İreneus bu çalışmasında, arkadaşını Gnostiklerin iddialarını çürütme becerisiyle donatmak istiyordu. Görünüşe göre, bazı Grek tüccarlar Irenaeus’un piskoposluk bölgesinde özel bir bilgi olan gnosise ulaşmanın önemi hakkında konuşmaya başlamışlardı. Bir başka teoriye göre, Valentinyusçu Gnostikleri erken dönem Hristiyan kilisesinin bir parçası olarak kalmaya devam etmiş ve kilise öğretisinden kökten farklı görüşlerine rağmen olağan kilise etkinliklerine katılmışlardır. Gnostiklerin kendi ‘gizli bilinçlerini’ ve bu konudaki yazılarını tartışmak için kilise toplantıları dışında gizlice bir araya geldikleri de söylenmektedir. Bir piskopos olarak Irenaeus, Valentinyusçuları gözetim altında tutmayı ve Kilise’yi onların öğretilerinden korumayı bir vazife olarak görmüştür.[19]

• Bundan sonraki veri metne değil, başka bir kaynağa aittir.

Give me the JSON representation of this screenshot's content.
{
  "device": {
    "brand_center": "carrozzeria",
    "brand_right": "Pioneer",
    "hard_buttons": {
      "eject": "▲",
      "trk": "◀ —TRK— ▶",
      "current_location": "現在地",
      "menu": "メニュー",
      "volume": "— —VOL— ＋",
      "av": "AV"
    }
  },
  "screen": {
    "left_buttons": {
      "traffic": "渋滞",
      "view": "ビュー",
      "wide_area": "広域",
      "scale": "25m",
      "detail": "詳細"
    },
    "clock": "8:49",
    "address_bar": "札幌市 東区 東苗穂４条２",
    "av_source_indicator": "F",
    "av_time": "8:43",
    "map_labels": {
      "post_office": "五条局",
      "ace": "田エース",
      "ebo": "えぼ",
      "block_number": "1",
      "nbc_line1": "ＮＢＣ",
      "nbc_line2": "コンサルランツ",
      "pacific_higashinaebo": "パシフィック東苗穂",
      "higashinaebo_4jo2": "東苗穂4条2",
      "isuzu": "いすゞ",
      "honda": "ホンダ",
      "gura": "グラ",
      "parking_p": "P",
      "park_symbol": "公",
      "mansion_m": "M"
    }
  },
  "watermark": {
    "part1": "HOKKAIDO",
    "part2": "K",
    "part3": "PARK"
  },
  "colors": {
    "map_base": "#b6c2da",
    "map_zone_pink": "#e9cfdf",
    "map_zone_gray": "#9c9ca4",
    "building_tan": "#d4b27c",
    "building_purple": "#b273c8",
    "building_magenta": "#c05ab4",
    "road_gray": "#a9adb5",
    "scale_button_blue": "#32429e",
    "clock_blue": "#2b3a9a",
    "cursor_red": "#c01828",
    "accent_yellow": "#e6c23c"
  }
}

Irenaeus’un eseri beş kitaptan oluşmaktadır. İlk kitap Gnostik mezheplerin ve öğretilerinin, özellikle de Valentinyusçuluğun bir tanımını içermektedir. Irenaeus sapkınlığın açık bir şekilde ortaya konulmasının aslında aynı zamanda onun çürütülmesi olduğunu düşünmüştür. Kalan dört kitap sapkın öğretileri birer birer daha ayrıntılı bir şekilde çürütmeye yöneliktir. Irenaeus, Gnostiklerin iddia ettiğinin aksine tek bir Tanrı olduğunu ve bu tek Tanrı’nın hem dünyayı yarattığını hem de oğlu Mesih’i insanlığın Kurtarıcısı olarak gönderdiğini vurgular.[20]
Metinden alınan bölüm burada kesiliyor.